PROCESSO N.º 739-C/2019

Recurso Extraordinário de Inconstitucionalidade

Em nome do povo, acordam em Conferência, no Plenário do Tribunal Constitucional:

  1. RELATÓRIO

Vu Ngoc Anh e Fan Chuangja, com os demais sinais de identificação nos autos, vêm junto do Tribunal Constitucional interpor recurso extraordinário de inconstitucionalidade, do Acórdão proferido pela 2.ª Secção da Câmara Criminal do Tribunal Supremo, no âmbito do Processo n.º 111.

Os Recorrentes foram detidos no dia 11 de Dezembro de 2018, tendo sido indiciados pela prática do crime de associação criminosa, tráfico de pessoas, tráfico sexual de pessoas, crime de lenocínio.

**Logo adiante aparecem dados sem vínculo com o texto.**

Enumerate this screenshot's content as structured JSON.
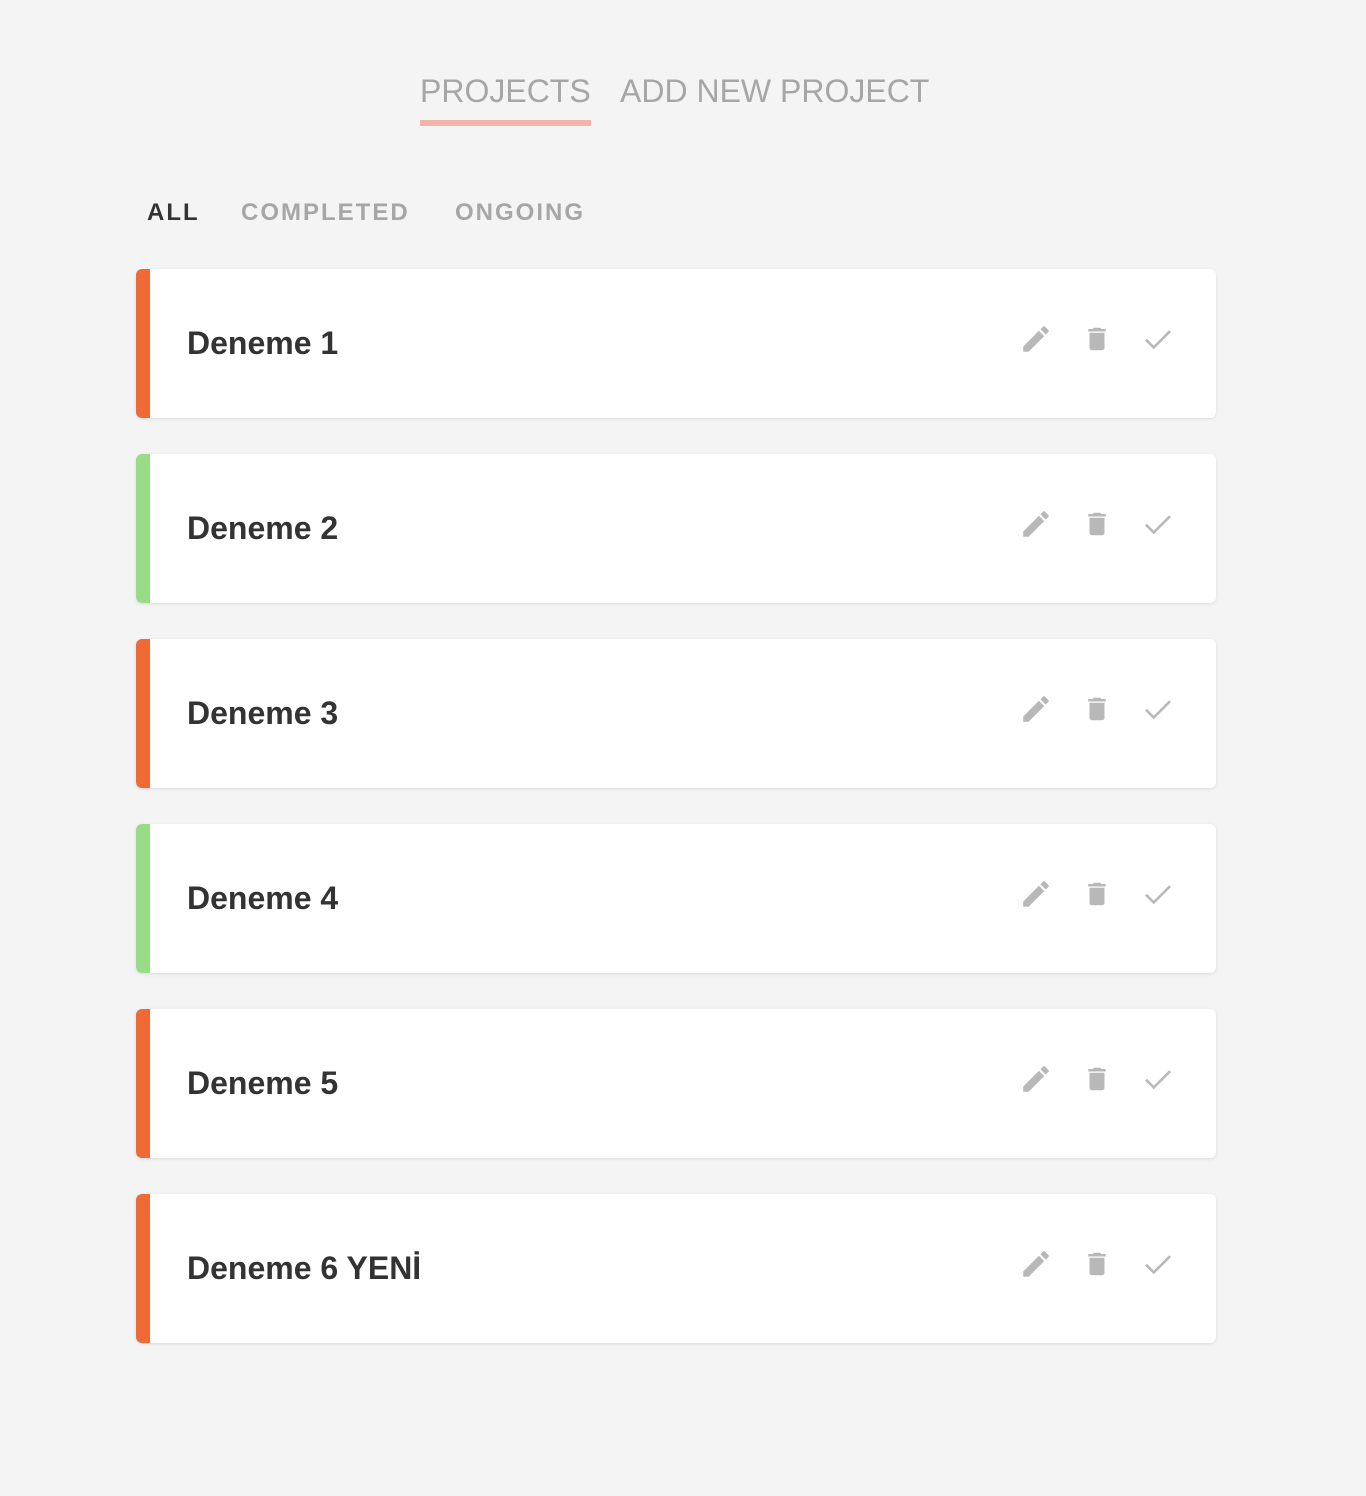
{
  "nav": {
    "tabs": [
      {
        "label": "PROJECTS",
        "active": true
      },
      {
        "label": "ADD NEW PROJECT",
        "active": false
      }
    ]
  },
  "filters": {
    "items": [
      {
        "label": "ALL",
        "active": true
      },
      {
        "label": "COMPLETED",
        "active": false
      },
      {
        "label": "ONGOING",
        "active": false
      }
    ]
  },
  "colors": {
    "ongoing": "#ef6a35",
    "completed": "#99dc86",
    "icon": "#b8b8b8",
    "active_tab_underline": "#f2b3ab"
  },
  "projects": [
    {
      "name": "Deneme 1",
      "status": "ongoing",
      "status_color": "#ef6a35"
    },
    {
      "name": "Deneme 2",
      "status": "completed",
      "status_color": "#99dc86"
    },
    {
      "name": "Deneme 3",
      "status": "ongoing",
      "status_color": "#ef6a35"
    },
    {
      "name": "Deneme 4",
      "status": "completed",
      "status_color": "#99dc86"
    },
    {
      "name": "Deneme 5",
      "status": "ongoing",
      "status_color": "#ef6a35"
    },
    {
      "name": "Deneme 6 YENİ",
      "status": "ongoing",
      "status_color": "#ef6a35"
    }
  ],
  "action_icons": [
    "pencil-icon",
    "trash-icon",
    "check-icon"
  ]
}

Os Recorrentes, por se encontrarem detidos há mais de 4 meses sem terem sido notificados da acusação, interpuseram uma providência de habeas corpus junto do Tribunal Supremo, que julgou improcedente a providência requerida.

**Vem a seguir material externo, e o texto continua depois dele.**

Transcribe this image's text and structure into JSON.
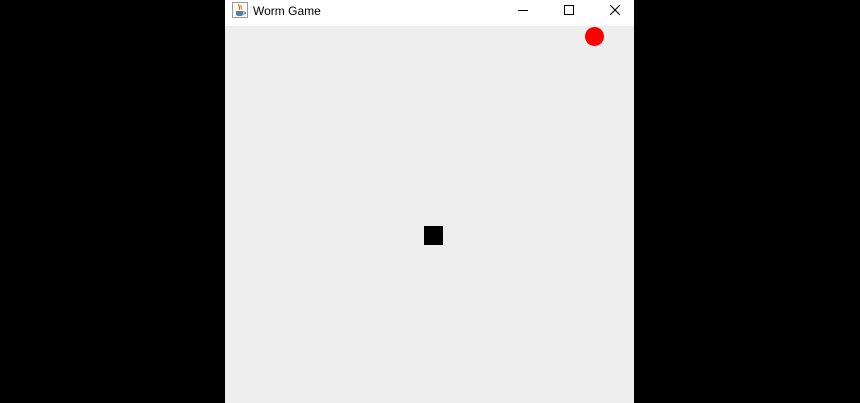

Insatisfeitos com a decisão do Tribunal Supremo, interpuseram o presente recurso com base nas seguintes alegações:

  1. Os arguidos encontram-se detidos há mais de 280 dias, isto é, 9 meses e 28 dias. Os mesmos encontram-se em excesso de prisão preventiva;
  2. Dos vários ofícios enviados pelo Tribunal Supremo à PGR e ao SIC Central para a recolha de informação sobre o processo, estes últimos não conseguiram dar resposta até ao preciso momento, mas isso não é razão para o poder judicial deixar de reagir, pois que há um bem maior que é a liberdade dos arguidos, que não deve ser condicionado pela falta de seriedade das instituições de direito que tem o dever de cumprir com o seu dever de justiça;
  3. … é incompreensível e inconstitucional indeferir um pedido de habeas corpus pelo facto de o tribunal a quo ou o Ministério Público, até a presente data, não produzir ou dar nenhuma informação sobre o estado do processo…;
  4. A CRA e a lei são claras relativamente aos prazos de prisão preventiva… a falta de informação sobre o processo, não podem prejudicar os ora arguidos, pois que os mesmos não são culpados pelo mal funcionamento dos órgãos de justiça;
  5. … A justiça funda-se na legalidade, segurança e certeza jurídica. Pois presume-se inocente todo o cidadão que até ao trânsito em julgado da sentença de condenação;
  6. É inadmissível que o Tribunal Supremo indefira um pedido de habeas corpus alegando falta de fundamento bastante… o habeas corpus é um direito de todos contra o abuso de poder, em virtude de prisão ou detenção ilegal…;
  7. É infundável e inconstitucional ter o indeferimento de uma providência extraordinária de habeas corpus, simplesmente pelo facto de o serviço de investigação criminal (SIC Económico), por ofício n.º 0311/300/01/CC/TS/19 emitido pelo Tribunal Supremo, até a presente data, conforme Acórdão n.º 111, não dar qualquer informação a cerca do estado do processo;
  8. … o indeferimento do habeas corpus viola escrupulosamente a garantia do Processo Criminal, assim como os direitos fundamentais de primeira geração.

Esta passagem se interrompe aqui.